A heated discussion on the proposed city of Bakersfield budget led to the Council Chambers being cleared Wednesday.
The City Council was set to approve the budget for fiscal year 2021-22, but many showed up to speak against a $13.4 million increase to the Bakersfield Police Department coffers. The budget increases the BPD budget to $133.4 million. BPD takes up around 42 percent of the city’s general fund, the largest amount of any city department.
Still, the council voted 6-0, with Councilman Ken Weir absent, to approve the $638.2 million budget, BPD increase included.
In fiscal year 21-22, BPD is authorized to add 28 sworn positions and 17 civilian positions, which BPD says are necessary to reduce response times and allow the department to respond to a greater variety of calls.
Members of the business community spoke in favor of adding more officers, along with a few residents.
“We are here tonight to move forward with public safety, addressing the homeless issue and jobs for the city of Bakersfield,” said Nick Hill, president and CEO of the Kern County Black Chamber of Commerce, adding that he was also speaking on behalf of the Kern County Hispanic Chamber of Commerce. “We feel these items are vital for the survival of our city and keeping everyone safe is a matter of public safety”
But during the meeting, some speakers brought attention to the harm officers can sometimes cause.
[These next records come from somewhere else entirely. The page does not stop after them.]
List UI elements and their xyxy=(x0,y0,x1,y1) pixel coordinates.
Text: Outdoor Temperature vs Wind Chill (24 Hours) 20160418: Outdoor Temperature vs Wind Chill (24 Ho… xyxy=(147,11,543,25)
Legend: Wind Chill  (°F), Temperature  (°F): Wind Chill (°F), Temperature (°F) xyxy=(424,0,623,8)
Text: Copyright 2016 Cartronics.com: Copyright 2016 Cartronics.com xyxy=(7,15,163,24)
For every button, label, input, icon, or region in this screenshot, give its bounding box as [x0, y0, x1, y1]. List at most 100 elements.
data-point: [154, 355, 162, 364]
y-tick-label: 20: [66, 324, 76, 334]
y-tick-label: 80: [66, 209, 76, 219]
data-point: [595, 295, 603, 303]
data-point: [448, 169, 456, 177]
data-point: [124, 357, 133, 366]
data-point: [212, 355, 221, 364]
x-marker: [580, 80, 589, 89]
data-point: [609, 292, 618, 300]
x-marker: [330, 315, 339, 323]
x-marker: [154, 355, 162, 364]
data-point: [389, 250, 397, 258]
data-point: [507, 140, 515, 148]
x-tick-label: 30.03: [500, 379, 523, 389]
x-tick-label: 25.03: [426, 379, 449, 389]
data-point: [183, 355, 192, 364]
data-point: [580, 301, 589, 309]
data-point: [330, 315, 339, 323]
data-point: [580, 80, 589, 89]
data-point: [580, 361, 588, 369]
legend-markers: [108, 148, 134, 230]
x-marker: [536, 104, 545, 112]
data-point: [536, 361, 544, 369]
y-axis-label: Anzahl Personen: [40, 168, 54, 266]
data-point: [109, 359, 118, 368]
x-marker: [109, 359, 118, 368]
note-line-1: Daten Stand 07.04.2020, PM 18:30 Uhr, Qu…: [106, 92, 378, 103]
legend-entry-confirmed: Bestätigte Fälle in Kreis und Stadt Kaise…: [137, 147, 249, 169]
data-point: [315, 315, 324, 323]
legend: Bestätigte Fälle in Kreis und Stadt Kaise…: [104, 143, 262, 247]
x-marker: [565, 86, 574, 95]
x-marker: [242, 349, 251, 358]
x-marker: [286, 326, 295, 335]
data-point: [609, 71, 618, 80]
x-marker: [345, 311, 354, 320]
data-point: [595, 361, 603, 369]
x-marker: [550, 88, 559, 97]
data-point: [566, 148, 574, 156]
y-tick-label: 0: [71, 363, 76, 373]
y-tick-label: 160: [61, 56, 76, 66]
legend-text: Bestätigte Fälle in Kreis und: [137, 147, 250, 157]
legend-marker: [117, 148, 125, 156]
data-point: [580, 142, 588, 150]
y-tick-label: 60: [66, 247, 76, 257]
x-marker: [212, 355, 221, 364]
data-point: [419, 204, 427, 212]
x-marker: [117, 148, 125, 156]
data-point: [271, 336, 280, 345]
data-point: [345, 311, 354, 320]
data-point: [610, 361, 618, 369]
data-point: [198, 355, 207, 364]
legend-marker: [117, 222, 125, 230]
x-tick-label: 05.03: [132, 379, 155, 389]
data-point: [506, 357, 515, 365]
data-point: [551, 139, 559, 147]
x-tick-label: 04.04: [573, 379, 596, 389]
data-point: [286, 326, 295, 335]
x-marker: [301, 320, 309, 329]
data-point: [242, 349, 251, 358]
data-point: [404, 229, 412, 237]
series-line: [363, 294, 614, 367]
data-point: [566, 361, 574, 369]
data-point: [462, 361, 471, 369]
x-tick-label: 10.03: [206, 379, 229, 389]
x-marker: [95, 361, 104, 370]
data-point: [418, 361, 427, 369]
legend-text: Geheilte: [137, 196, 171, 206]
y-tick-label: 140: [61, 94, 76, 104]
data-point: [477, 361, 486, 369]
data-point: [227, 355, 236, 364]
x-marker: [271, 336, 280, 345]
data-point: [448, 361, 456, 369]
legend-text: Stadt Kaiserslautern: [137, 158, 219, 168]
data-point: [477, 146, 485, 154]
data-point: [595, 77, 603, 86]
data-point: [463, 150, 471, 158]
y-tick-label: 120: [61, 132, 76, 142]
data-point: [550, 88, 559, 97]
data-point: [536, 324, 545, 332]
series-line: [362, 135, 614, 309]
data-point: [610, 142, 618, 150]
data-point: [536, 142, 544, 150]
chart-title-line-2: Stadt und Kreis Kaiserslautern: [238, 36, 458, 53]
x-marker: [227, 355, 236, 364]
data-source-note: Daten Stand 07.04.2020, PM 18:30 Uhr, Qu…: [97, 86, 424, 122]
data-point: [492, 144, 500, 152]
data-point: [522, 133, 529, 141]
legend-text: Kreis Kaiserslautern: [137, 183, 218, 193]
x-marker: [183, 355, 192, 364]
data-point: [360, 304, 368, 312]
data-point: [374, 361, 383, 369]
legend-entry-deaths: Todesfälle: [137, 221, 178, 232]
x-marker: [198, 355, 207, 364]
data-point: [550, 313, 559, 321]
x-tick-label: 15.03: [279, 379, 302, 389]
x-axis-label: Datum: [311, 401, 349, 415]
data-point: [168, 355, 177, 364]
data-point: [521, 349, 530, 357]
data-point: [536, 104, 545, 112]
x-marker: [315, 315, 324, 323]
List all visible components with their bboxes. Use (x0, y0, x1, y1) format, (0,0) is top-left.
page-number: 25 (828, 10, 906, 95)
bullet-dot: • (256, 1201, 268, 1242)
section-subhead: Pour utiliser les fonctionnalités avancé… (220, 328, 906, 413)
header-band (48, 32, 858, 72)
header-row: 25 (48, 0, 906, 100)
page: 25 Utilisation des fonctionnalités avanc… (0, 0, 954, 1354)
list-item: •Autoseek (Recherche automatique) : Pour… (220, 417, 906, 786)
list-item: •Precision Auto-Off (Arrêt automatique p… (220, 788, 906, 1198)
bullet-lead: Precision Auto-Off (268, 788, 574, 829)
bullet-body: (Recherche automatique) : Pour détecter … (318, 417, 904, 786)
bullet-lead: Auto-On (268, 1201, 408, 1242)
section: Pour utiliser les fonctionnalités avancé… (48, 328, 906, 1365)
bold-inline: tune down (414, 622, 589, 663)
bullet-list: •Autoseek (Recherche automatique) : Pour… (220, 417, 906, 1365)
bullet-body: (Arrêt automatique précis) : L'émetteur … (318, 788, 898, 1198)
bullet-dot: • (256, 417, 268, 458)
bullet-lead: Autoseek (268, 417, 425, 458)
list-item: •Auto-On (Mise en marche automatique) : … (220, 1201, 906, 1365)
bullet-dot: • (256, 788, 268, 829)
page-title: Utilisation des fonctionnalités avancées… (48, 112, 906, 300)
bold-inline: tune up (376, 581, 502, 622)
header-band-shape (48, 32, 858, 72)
At the beginning of the meeting, 31 people signed up to speak in opposition to raising the BPD budget.
“We want to defund the police because there is a different way to look at safety,” said Faheema Salahud-Din Floyd. “What do you think we’re here for... what you are witnessing is anger that has been multiplied over time.”
A number of speakers wore white T-shirts with red hands plastered on the front, symbolizing the “blood” on the City Council’s hands. Before the meeting, individuals wrote slogans in chalk on the walls and sidewalk in front of City Hall South.
The meeting was generally raucous. At around an hour into the meeting, Mayor Karen Goh ordered the Council Chambers cleared after some members of the audience chanted in support of a person speaking against BPD, which the mayor claimed went against a council policy.
For around 15 minutes, a group of activists refused to leave the chambers, saying they would only do so if they were allowed to speak. A standoff ensued before around five holdouts were escorted out of the chambers by police. They were allowed to view the meeting from the lobby.
Following the interruption, Daulton Jones, who co-founded People’s Budget Bako, addressed the council.
“The one thing that’s consistent,” he said of his interaction with City Council members over time, “is the heartbrokenness that comes with watching each and every one of you. It’s really disappointing to see our elected officials choose to disrespect their constituents on a daily basis.”
For the rest of the meeting, the council only allowed one person to speak at a time.
Police escorted several other people out of the chambers after they attempted to speak during the public comments sections of agenda items unrelated to the police.
City Attorney Ginny Gennaro said Roberts Rules of Order, along with the city’s municipal code, allowed the city to clear the chambers when disruptions occurred as they prevent business from being conducted.
“You can just look at common law,” she said. “You should give at least one warning. The mayor gave two and we cleared the chambers.”
On hand to view the proceedings were members of the American Civil Liberties Union Foundation of Southern California. The ACLU sent a letter to the council on Tuesday, urging the city to allow all speakers to have three minutes to speak, the typical time granted to individuals during a normal meeting.
After the Council Chambers were cleared, Maira Rios, an ACLU legal and advocacy assistant, said what the organization had warned against in the letter had come to pass.
“People who were in favor of the budget were frontloaded tonight,” she said, noting the individuals against the budget were forced to make shorter statements to accommodate a greater number of speakers.
“We’re just concerned with what is fair,” she said.
When there are a large number of speakers on a single topic, the council generally allows 15 minutes for all speakers on that topic. On Wednesday, the council held 15-minute public comment sessions each for individuals in favor of the budget, for miscellaneous topics, people against the budget, and on the BPD budget in particular.